Higher-Order DeepTrails: Unified Approach to *Trails
Tobias Koopmann, Jan Pfister, André Markus, Astrid Carolus, Carolin Wienrich, Andreas Hotho
TL;DR
The paper tackles the limitation of first-order Markov models in capturing higher-order dependencies in sequential user behavior. It introduces a unified framework that trains a small autoregressive language model on observed sequences and uses the frozen model's position-wise cross-entropy loss $L_{\mathrm{CE}}$ to evaluate hypotheses and feature-driven subgroups across three settings: DeepHypTrails, DeepMixedTrails, and DeepSubTrails. Through synthetic datasets and a real-world voice-assistant case study, the approach demonstrates its ability to model higher-order dependencies, perform per-position diagnostics, and handle homogeneous, heterogeneous, and subgroup analyses within a single methodology. The results indicate improved insight into user behavior, enabling better UX design, personalized recommendations, and adaptive interfaces for complex sequential interactions. Overall, the work provides a principled, unified methodology for higher-order sequential analysis with practical impact on real-world interaction data.
Abstract
Analyzing, understanding, and describing human behavior is advantageous in different settings, such as web browsing or traffic navigation.

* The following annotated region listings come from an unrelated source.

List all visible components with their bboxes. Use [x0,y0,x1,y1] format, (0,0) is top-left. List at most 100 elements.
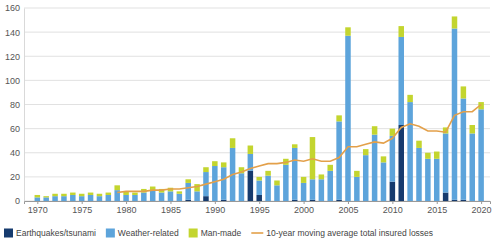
x-tick-mark [170,201,171,204]
legend-label: Earthquakes/tsunami [16,228,96,238]
x-tick-mark [304,201,305,204]
bar [61,194,67,196]
y-tick-label: 160 [5,3,20,13]
legend-swatch [4,229,13,238]
y-tick-label: 40 [10,148,20,158]
bar [336,115,342,121]
bar [221,200,227,201]
y-tick: 160 [5,3,24,13]
bar [35,197,41,201]
bar [132,193,138,195]
bar [336,121,342,199]
bar [327,165,333,171]
x-tick: 1970 [28,201,48,215]
x-tick-mark [437,201,438,204]
x-tick-mark [481,201,482,204]
x-tick-label: 2000 [294,205,314,215]
bar [79,196,85,201]
grid [24,8,490,201]
y-axis: 020406080100120140160 [5,3,25,206]
bar [310,179,316,200]
bar [407,102,413,201]
bar [434,152,440,159]
bar [354,177,360,201]
x-tick: 1985 [161,201,181,215]
x-tick-label: 1975 [72,205,92,215]
bar [452,16,458,28]
bar [265,171,271,176]
y-tick-label: 120 [5,52,20,62]
bar [248,171,254,201]
bar [79,194,85,196]
bar [301,177,307,183]
bar [52,194,58,196]
bar [398,125,404,201]
x-tick-label: 1970 [28,205,48,215]
bar [185,179,191,183]
legend-swatch [251,232,263,234]
bar [461,98,467,199]
bar [292,148,298,200]
bar [425,153,431,159]
bar-series [35,16,484,197]
y-tick-label: 0 [15,196,20,206]
bar [425,159,431,201]
x-tick-label: 1995 [250,205,270,215]
bar [141,193,147,201]
bar [203,167,209,172]
y-tick: 140 [5,28,24,38]
bar [230,138,236,148]
y-tick-label: 20 [10,172,20,182]
x-tick-mark [215,201,216,204]
bar [372,126,378,134]
bar [265,176,271,201]
bar [168,191,174,201]
bar [416,148,422,201]
bar [256,180,262,194]
x-tick-mark [126,201,127,204]
grid-line [24,8,490,9]
plot: 0204060801001201401601970197519801985199… [5,3,492,215]
bar [283,165,289,201]
x-tick: 1990 [205,201,225,215]
y-tick: 0 [15,196,24,206]
bar [177,191,183,193]
bar [35,195,41,197]
bar [363,149,369,155]
bar [336,200,342,201]
bar [319,179,325,201]
bar [132,195,138,201]
y-tick: 120 [5,52,24,62]
legend-item: Weather-related [106,228,179,238]
bar [61,196,67,201]
x-tick: 2020 [472,201,492,215]
y-axis-line [24,9,25,202]
bar [434,159,440,201]
x-tick-label: 1980 [117,205,137,215]
bar [256,195,262,201]
bar [469,133,475,201]
y-tick: 100 [5,76,24,86]
y-tick-label: 100 [5,76,20,86]
bar [292,200,298,201]
bar [150,190,156,201]
chart: 0204060801001201401601970197519801985199… [0,0,500,243]
legend-swatch [106,229,115,238]
bar [301,183,307,201]
bar [97,194,103,196]
bar [398,26,404,37]
marks [35,16,484,201]
bar [88,195,94,201]
bar [114,185,120,190]
bar [239,173,245,201]
legend: Earthquakes/tsunami Weather-related Man-ma… [4,228,433,238]
bar [452,200,458,201]
y-tick: 20 [10,172,24,182]
legend-label: Man-made [201,228,242,238]
bar [381,156,387,162]
x-tick: 2005 [338,201,358,215]
legend-item: 10-year moving average total insured los… [251,228,433,238]
x-tick: 1980 [117,201,137,215]
bar [123,195,129,201]
bar [443,193,449,201]
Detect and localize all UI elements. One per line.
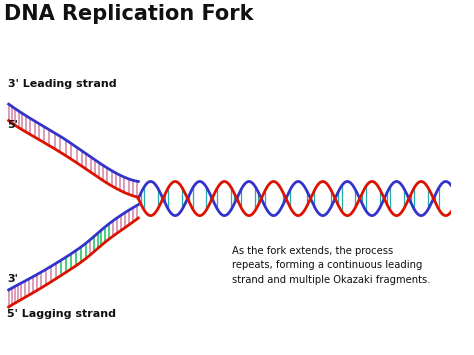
Text: DNA Replication Fork: DNA Replication Fork [4, 4, 254, 24]
Text: As the fork extends, the process
repeats, forming a continuous leading
strand an: As the fork extends, the process repeats… [232, 246, 431, 285]
Text: 3': 3' [7, 274, 18, 284]
Text: 5' Lagging strand: 5' Lagging strand [7, 309, 116, 319]
Text: 5': 5' [7, 120, 18, 130]
Text: 3' Leading strand: 3' Leading strand [8, 79, 117, 89]
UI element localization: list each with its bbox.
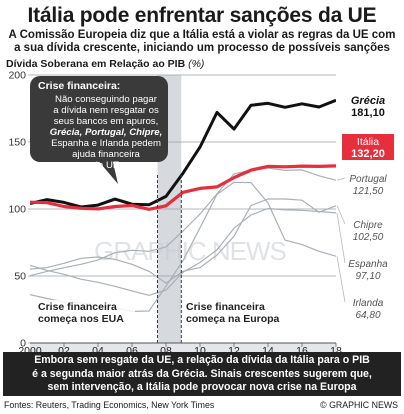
- x-tick-label: 12: [228, 345, 240, 356]
- callout-title: Crise financeira:: [38, 80, 120, 92]
- series-label-value: 121,50: [353, 186, 384, 197]
- callout-pointer: [96, 158, 118, 184]
- x-tick-label: 2000: [18, 345, 42, 356]
- label-leader: [336, 212, 346, 264]
- event-annotation: Crise financeira: [38, 301, 117, 313]
- callout-line: da UE: [93, 160, 120, 171]
- series-label-value: 64,80: [355, 310, 380, 321]
- series-label-value: 132,20: [351, 148, 385, 160]
- series-label-name: Espanha: [348, 259, 388, 270]
- x-tick-label: 16: [296, 345, 308, 356]
- page-title: Itália pode enfrentar sanções da UE: [27, 4, 377, 27]
- italy-label-box: [342, 134, 394, 160]
- series-line-espanha: [30, 207, 336, 296]
- event-annotation: Crise financeira: [186, 301, 265, 313]
- series-label-name: Portugal: [349, 174, 387, 185]
- summary-line-1: Embora sem resgate da UE, a relação da d…: [34, 354, 370, 366]
- x-tick-label: 14: [262, 345, 274, 356]
- summary-line-2: é a segunda maior atrás da Grécia. Sinai…: [32, 367, 372, 380]
- label-leader: [336, 177, 346, 181]
- callout-line: Grécia, Portugal, Chipre,: [50, 127, 163, 138]
- series-line-itália: [30, 164, 336, 211]
- series-line-chipre: [30, 198, 336, 284]
- callout-box: [30, 76, 168, 162]
- subtitle-line-1: A Comissão Europeia diz que a Itália est…: [8, 29, 396, 41]
- chart-unit: (%): [188, 58, 205, 70]
- callout-line: ajuda financeira: [72, 149, 140, 160]
- annotation-bg: [183, 300, 283, 326]
- series-label-value: 102,50: [353, 232, 384, 243]
- source-note: Fontes: Reuters, Trading Economics, New …: [4, 400, 215, 410]
- summary-box: Embora sem resgate da UE, a relação da d…: [3, 352, 401, 396]
- label-leader: [336, 256, 346, 303]
- series-label-value: 181,10: [351, 107, 385, 119]
- event-annotation: começa na Europa: [186, 313, 280, 325]
- callout-line: seus bancos em apuros,: [54, 116, 159, 127]
- y-tick-label: 0: [20, 338, 26, 350]
- x-tick-label: 02: [58, 345, 70, 356]
- series-label-value: 97,10: [355, 271, 380, 282]
- event-annotation: começa nos EUA: [38, 313, 124, 325]
- series-label-name: Grécia: [351, 95, 385, 107]
- summary-line-3: sem intervenção, a Itália pode provocar …: [47, 381, 357, 393]
- x-tick-label: 08: [160, 345, 172, 356]
- copyright: © GRAPHIC NEWS: [320, 400, 398, 410]
- subtitle: A Comissão Europeia diz que a Itália est…: [4, 29, 400, 55]
- series-label-name: Itália: [357, 136, 379, 148]
- y-tick-label: 50: [14, 271, 26, 283]
- y-tick-label: 200: [8, 70, 26, 82]
- subtitle-line-2: a sua dívida crescente, iniciando um pro…: [14, 42, 390, 54]
- x-tick-label: 04: [92, 345, 104, 356]
- y-tick-label: 150: [8, 137, 26, 149]
- label-leader: [336, 205, 346, 225]
- annotation-bg: [35, 300, 135, 326]
- callout: Crise financeira: Não conseguindo pagar …: [30, 76, 168, 184]
- chart-heading: Dívida Soberana em Relação ao PIB (%): [6, 58, 204, 71]
- y-tick-label: 100: [8, 204, 26, 216]
- callout-line: a dívida nem resgatar os: [53, 105, 159, 116]
- callout-line: Espanha e Irlanda pedem: [51, 138, 161, 149]
- series-line-portugal: [30, 167, 336, 277]
- callout-line: Não conseguindo pagar: [55, 94, 158, 105]
- x-tick-label: 18: [330, 345, 342, 356]
- series-label-name: Irlanda: [353, 298, 384, 309]
- x-tick-label: 10: [194, 345, 206, 356]
- x-tick-label: 06: [126, 345, 138, 356]
- chart-heading-text: Dívida Soberana em Relação ao PIB: [6, 58, 186, 70]
- series-label-name: Chipre: [353, 220, 383, 231]
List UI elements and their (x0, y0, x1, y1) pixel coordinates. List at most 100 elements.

Understanding human behavior naturally helps to improve and optimize the underlying infrastructure or user interfaces. Typically, human navigation is represented by sequences of transitions between states. Previous work suggests to use hypotheses, representing different intuitions about the navigation to analyze these transitions. To mathematically grasp this setting, first-order Markov chains are used to capture the behavior, consequently allowing to apply different kinds of graph comparisons, but comes with the inherent drawback of losing information about higher-order dependencies within the sequences. To this end, we propose to analyze entire sequences using autoregressive language models, as they are traditionally used to model higher-order dependencies in sequences. We show that our approach can be easily adapted to model different settings introduced in previous work, namely HypTrails, MixedTrails and even SubTrails, while at the same time bringing unique advantages: 1. Modeling higher-order dependencies between state transitions, while 2. being able to identify short comings in proposed hypotheses, and 3. naturally introducing a unified approach to model all settings. To show the expressiveness of our approach, we evaluate our approach on different synthetic datasets and conclude with an exemplary analysis of a real-world dataset, examining the behavior of users who interact with voice assistants.